Actually, it seems strange that cordless mice in particular aren't more common. They're only slightly more expensive than their corded brethren, and I've come to realize they're quite addictive. Like cordless phones, once you've become used to the comfort and freedom it's hard to go back.

The first time I laid hands on a cordless mouse was around eight years ago. It was an optical mouse, which meant it needed a special surface to track movement (unlike today's far cooler Microsoft IntelliMouse Optical and Apple's new Pro Mouse). It also used infrared technology to transmit the signal from the mouse to the receiver, the part that actually connected to the serial port. The comfort was unparalleled, but maintaining line-of-sight was a real pain, especially on a creatively cluttered desk like mine.

Still, the ghost of that mouse can be seen in Logitech's Cordless Mouseman Wheel and Wacom's Graphire tablet. Though the products serve two different purposes, they both offer a common feature: moving your mouse pointer without having to deal with that electric umbilical cord.

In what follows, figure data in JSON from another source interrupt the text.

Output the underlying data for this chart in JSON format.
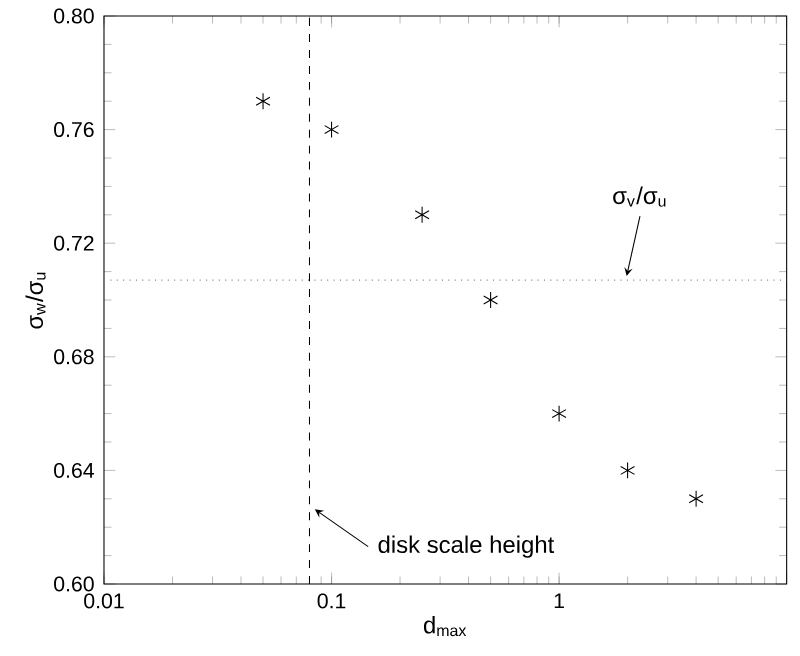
{
  "chart_data": {
    "type": "scatter",
    "xlabel": "d$_{max}$",
    "ylabel": "σ$_{w}$/σ$_{u}$",
    "x": [
      0.05,
      0.1,
      0.25,
      0.5,
      1,
      2,
      4
    ],
    "values": [
      0.77,
      0.76,
      0.73,
      0.7,
      0.66,
      0.64,
      0.63
    ],
    "color": "#000000",
    "marker": "cross",
    "log": "x",
    "xlim": [
      0.01,
      10
    ],
    "xticks": [
      0.01,
      0.1,
      1,
      {
        "value": 10,
        "label": null
      }
    ],
    "ylim": [
      0.6,
      0.8
    ],
    "yticks": [
      {
        "value": 0.6,
        "label": "0.60"
      },
      0.64,
      0.68,
      0.72,
      0.76,
      {
        "value": 0.8,
        "label": "0.80"
      }
    ],
    "ref_lines": [
      {
        "axis": "y",
        "value": 0.707,
        "label": "σ$_{v}$/σ$_{u}$",
        "line_style": "dotted",
        "color": "#808080"
      },
      {
        "axis": "x",
        "value": 0.08,
        "label": "disk scale height",
        "line_style": "dashed",
        "color": "#000000"
      }
    ]
  }
}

The Cordless Mouseman Wheel is the latest addition to Logitech's family of cordless mice, whose members have followed the same development strategy of taking the company's latest and greatest mouse and making it cordless. "Making it cordless" means you've got a receiver that connects to your bus port (or serial port, if you use the included adapter). Since Logitech's cordless mice use radio waves, there are no line-of-sight issues.

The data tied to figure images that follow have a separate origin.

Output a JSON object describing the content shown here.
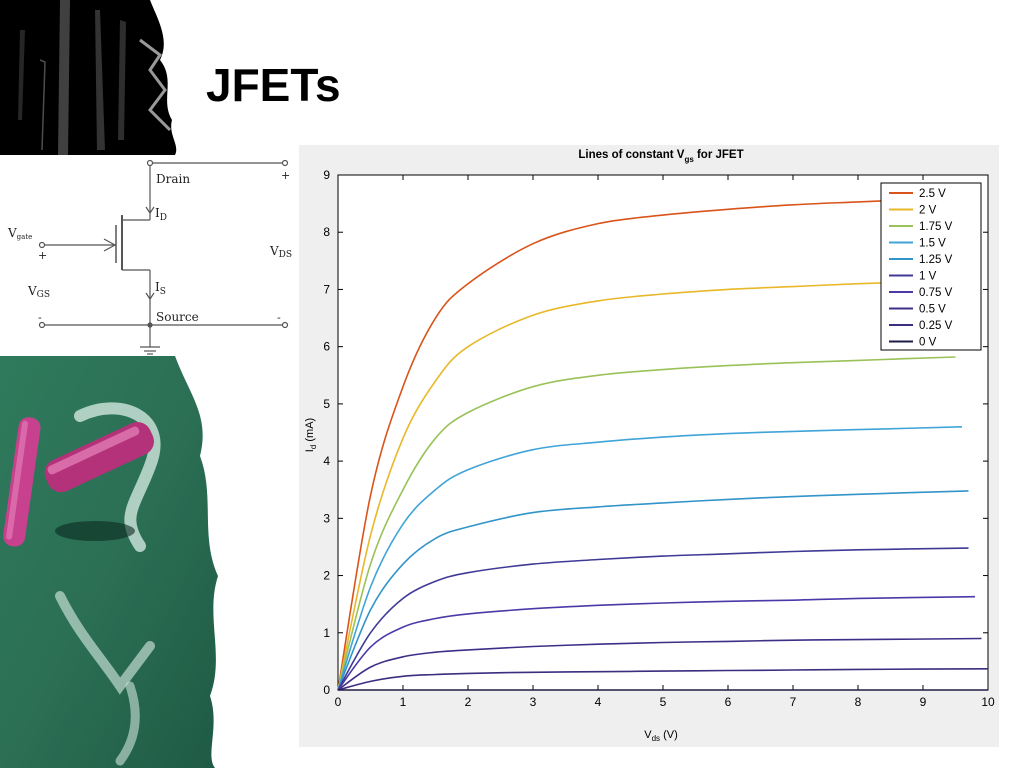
{
  "slide": {
    "title": "JFETs"
  },
  "circuit": {
    "drain_label": "Drain",
    "source_label": "Source",
    "id_main": "I",
    "id_sub": "D",
    "is_main": "I",
    "is_sub": "S",
    "vgate_main": "V",
    "vgate_sub": "gate",
    "vgs_main": "V",
    "vgs_sub": "GS",
    "vds_main": "V",
    "vds_sub": "DS",
    "plus": "+",
    "minus": "-"
  },
  "chart_data": {
    "type": "line",
    "title": "Lines of constant V",
    "title_sub": "gs",
    "title_suffix": " for JFET",
    "xlabel": "V",
    "xlabel_sub": "ds",
    "xlabel_suffix": " (V)",
    "ylabel": "I",
    "ylabel_sub": "d",
    "ylabel_suffix": " (mA)",
    "xlim": [
      0,
      10
    ],
    "ylim": [
      0,
      9
    ],
    "xticks": [
      "0",
      "1",
      "2",
      "3",
      "4",
      "5",
      "6",
      "7",
      "8",
      "9",
      "10"
    ],
    "yticks": [
      "0",
      "1",
      "2",
      "3",
      "4",
      "5",
      "6",
      "7",
      "8",
      "9"
    ],
    "legend_position": "top-right",
    "series": [
      {
        "name": "2.5 V",
        "color": "#d9541a",
        "x": [
          0,
          0.5,
          1,
          1.5,
          2,
          3,
          4,
          5,
          6,
          7,
          8,
          9.4
        ],
        "y": [
          0,
          3.4,
          5.3,
          6.5,
          7.1,
          7.8,
          8.15,
          8.3,
          8.4,
          8.48,
          8.53,
          8.6
        ]
      },
      {
        "name": "2 V",
        "color": "#e8b82a",
        "x": [
          0,
          0.5,
          1,
          1.5,
          2,
          3,
          4,
          5,
          6,
          7,
          8,
          9.4
        ],
        "y": [
          0,
          2.7,
          4.4,
          5.4,
          6.0,
          6.55,
          6.8,
          6.92,
          7.0,
          7.05,
          7.1,
          7.15
        ]
      },
      {
        "name": "1.75 V",
        "color": "#9ac258",
        "x": [
          0,
          0.5,
          1,
          1.5,
          2,
          3,
          4,
          5,
          6,
          7,
          8,
          9.5
        ],
        "y": [
          0,
          2.2,
          3.5,
          4.4,
          4.85,
          5.3,
          5.5,
          5.6,
          5.67,
          5.72,
          5.76,
          5.82
        ]
      },
      {
        "name": "1.5 V",
        "color": "#40a4d8",
        "x": [
          0,
          0.5,
          1,
          1.5,
          2,
          3,
          4,
          5,
          6,
          7,
          8,
          9.6
        ],
        "y": [
          0,
          1.8,
          2.9,
          3.5,
          3.85,
          4.2,
          4.33,
          4.42,
          4.48,
          4.52,
          4.55,
          4.6
        ]
      },
      {
        "name": "1.25 V",
        "color": "#3294c8",
        "x": [
          0,
          0.5,
          1,
          1.5,
          2,
          3,
          4,
          5,
          6,
          7,
          8,
          9.7
        ],
        "y": [
          0,
          1.4,
          2.2,
          2.65,
          2.85,
          3.1,
          3.2,
          3.27,
          3.33,
          3.38,
          3.42,
          3.48
        ]
      },
      {
        "name": "1 V",
        "color": "#3f3a96",
        "x": [
          0,
          0.5,
          1,
          1.5,
          2,
          3,
          4,
          5,
          6,
          7,
          8,
          9.7
        ],
        "y": [
          0,
          1.0,
          1.6,
          1.9,
          2.05,
          2.2,
          2.28,
          2.34,
          2.38,
          2.42,
          2.45,
          2.48
        ]
      },
      {
        "name": "0.75 V",
        "color": "#4a3aa8",
        "x": [
          0,
          0.5,
          1,
          1.5,
          2,
          3,
          4,
          5,
          6,
          7,
          8,
          9.8
        ],
        "y": [
          0,
          0.75,
          1.1,
          1.25,
          1.33,
          1.42,
          1.48,
          1.52,
          1.55,
          1.57,
          1.6,
          1.63
        ]
      },
      {
        "name": "0.5 V",
        "color": "#3d2f88",
        "x": [
          0,
          0.5,
          1,
          1.5,
          2,
          3,
          4,
          5,
          6,
          7,
          8,
          9.9
        ],
        "y": [
          0,
          0.4,
          0.58,
          0.66,
          0.7,
          0.76,
          0.8,
          0.83,
          0.85,
          0.87,
          0.88,
          0.9
        ]
      },
      {
        "name": "0.25 V",
        "color": "#3c2d80",
        "x": [
          0,
          0.5,
          1,
          1.5,
          2,
          3,
          4,
          5,
          6,
          7,
          8,
          10
        ],
        "y": [
          0,
          0.15,
          0.24,
          0.27,
          0.29,
          0.31,
          0.32,
          0.33,
          0.34,
          0.35,
          0.36,
          0.37
        ]
      },
      {
        "name": "0 V",
        "color": "#1e1e44",
        "x": [
          0,
          10
        ],
        "y": [
          0,
          0
        ]
      }
    ]
  }
}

The latest and greatest mouse inducted into the cordless fold is, in this case, the Mouseman Wheel, and it's a winner. Not only is it sculpted to fit comfortably in your right hand but it has a nice heft. While not exactly bulky, it doesn't feel as fragile as the previous Cordless Wheel Mouse. Even the wheel seems more substantial: rolling it rewards you with a solid clicking sound, eliminating the vaguely squishy feeling of some wheel mice. The additional bonus is the thumb button, which like all the others is programmable through the included Logitech Mouseware. If you're like me, you'll undoubtedly find yourself accidentally clicking it for the first week or two, but afterwards, you'll probably miss it when using other mice.

The Graphire is the latest in Wacom's line of graphics tablets, which you can use with either a mouse or a stylus. Tablets have always been a favourite of artists and designers because the stylus, which feels like a real pen or pencil, provides a more natural tool for drawing. But since people share computers, graphics tablets sometimes frustrate the non-artists who also have to use them. And sometimes you just gotta have a mouse. There have been any number of solutions to this problem over the years, the most common being some kind of Y-cable. The Graphire, taking its lead from Wacom's Intuos, its older sibling, merely includes a mouse in the kit.

Not just any mouse, mind you. Since it uses the same technology as the stylus, there's no need for a cord or a ball; the tablet tracks the mouse's position as it glides smoothly across the surface. (Hey, no ball or rollers to clean!) Sometimes it's a little too smooth, though. For the first week or so, I had to readjust to the idea of a seemingly frictionless mouse--much like that old optical mouse.

Eventually I got used to it and it's kind of nice to have the best of both worlds. By getting the Graphire with a USB connection, I can also use the Cordless Mouseman Wheel if I'm in the mood. Who said too much choice was bad?